Why screening is important. Primary and secondary syphilis rates have increased steadily from an all-time low of 2.1 per 100,000 in 2000 to 12.7 per 100,000 in 2020.4 There were 171,074 cases reported in 2021.5

If not detected and treated, syphilis will progress from the primary and secondary stages to a latent form. About one-third of those with latent syphilis will develop tertiary syphilis, which can affect every organ system and cause multiple neurologic disorders.

How to screen. Syphilis screening typically involves a 2-step process. The first test that should be performed is a Venereal Disease Research Laboratory (VDRL) or rapid plasma reagin (RPR) test. This is followed by a treponemal antibody test if the initial test is positive.

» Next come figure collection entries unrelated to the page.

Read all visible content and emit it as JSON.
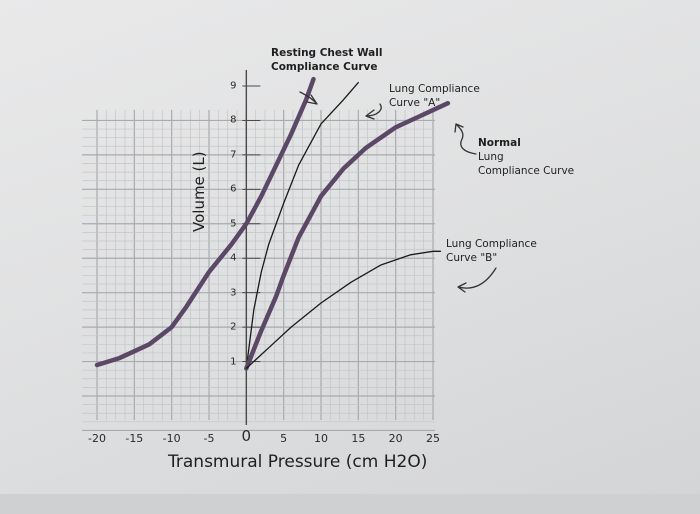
{
  "chart_data": {
    "type": "line",
    "title": "",
    "xlabel": "Transmural Pressure (cm H2O)",
    "ylabel": "Volume (L)",
    "xlim": [
      -20,
      25
    ],
    "ylim": [
      0,
      9
    ],
    "x_ticks": [
      "-20",
      "-15",
      "-10",
      "-5",
      "0",
      "5",
      "10",
      "15",
      "20",
      "25"
    ],
    "y_ticks": [
      "1",
      "2",
      "3",
      "4",
      "5",
      "6",
      "7",
      "8",
      "9"
    ],
    "grid": true,
    "series": [
      {
        "name": "Resting Chest Wall Compliance Curve",
        "color": "#5b4766",
        "x": [
          -20,
          -17,
          -13,
          -10,
          -8,
          -5,
          -2,
          0,
          2,
          4,
          6,
          8,
          9
        ],
        "y": [
          0.9,
          1.1,
          1.5,
          2.0,
          2.6,
          3.6,
          4.4,
          5.0,
          5.8,
          6.7,
          7.6,
          8.6,
          9.2
        ]
      },
      {
        "name": "Lung Compliance Curve \"A\"",
        "color": "#1a1a1a",
        "x": [
          0,
          1,
          2,
          3,
          5,
          7,
          10,
          13,
          15
        ],
        "y": [
          0.8,
          2.5,
          3.6,
          4.4,
          5.6,
          6.7,
          7.9,
          8.6,
          9.1
        ]
      },
      {
        "name": "Normal Lung Compliance Curve",
        "color": "#5b4766",
        "x": [
          0,
          2,
          4,
          5,
          7,
          10,
          13,
          16,
          20,
          23,
          25,
          27
        ],
        "y": [
          0.8,
          1.9,
          2.9,
          3.5,
          4.6,
          5.8,
          6.6,
          7.2,
          7.8,
          8.1,
          8.3,
          8.5
        ]
      },
      {
        "name": "Lung Compliance Curve \"B\"",
        "color": "#1a1a1a",
        "x": [
          0,
          3,
          6,
          10,
          14,
          18,
          22,
          25,
          26
        ],
        "y": [
          0.8,
          1.4,
          2.0,
          2.7,
          3.3,
          3.8,
          4.1,
          4.2,
          4.2
        ]
      }
    ],
    "annotations": {
      "chest_wall": [
        "Resting Chest Wall",
        "Compliance Curve"
      ],
      "curve_a": [
        "Lung Compliance",
        "Curve \"A\""
      ],
      "normal": [
        "Normal",
        "Lung",
        "Compliance Curve"
      ],
      "curve_b": [
        "Lung Compliance",
        "Curve \"B\""
      ]
    }
  }
}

While the VDRL and RPR tests have high sensitivity, many other conditions can cause a false-positive result, necessitating confirmation with the more specific antibody test.

As far as frequency, the Task Force suggests screening annually for those at continued risk and more frequently (every 3 or 6 months) for those at highest risk.

Treatment for primary, secondary, and early latent syphilis (< 1 year’s duration) is a single intramuscular (IM) injection of benzathine penicillin, 2.4 million units. For late latent syphilis or syphilis of unknown duration, treatment is benzathine penicillin, 2.4 million units, administered in 3 weekly IM doses.

Treatment for those with penicillin allergies depends on the stage of syphilis and whether or not the patient is pregnant. Refer to the STD treatment guidelines for guidance.6

The CDC recommends presumptive treatment for anyone who has had sexual contact in the past 90 days with a person who’s been given a diagnosis of primary, secondary, or early latent syphilis.6

And finally, remember that all STIs are reportable to your local health department, which can assist with contract tracing and treatment follow-up.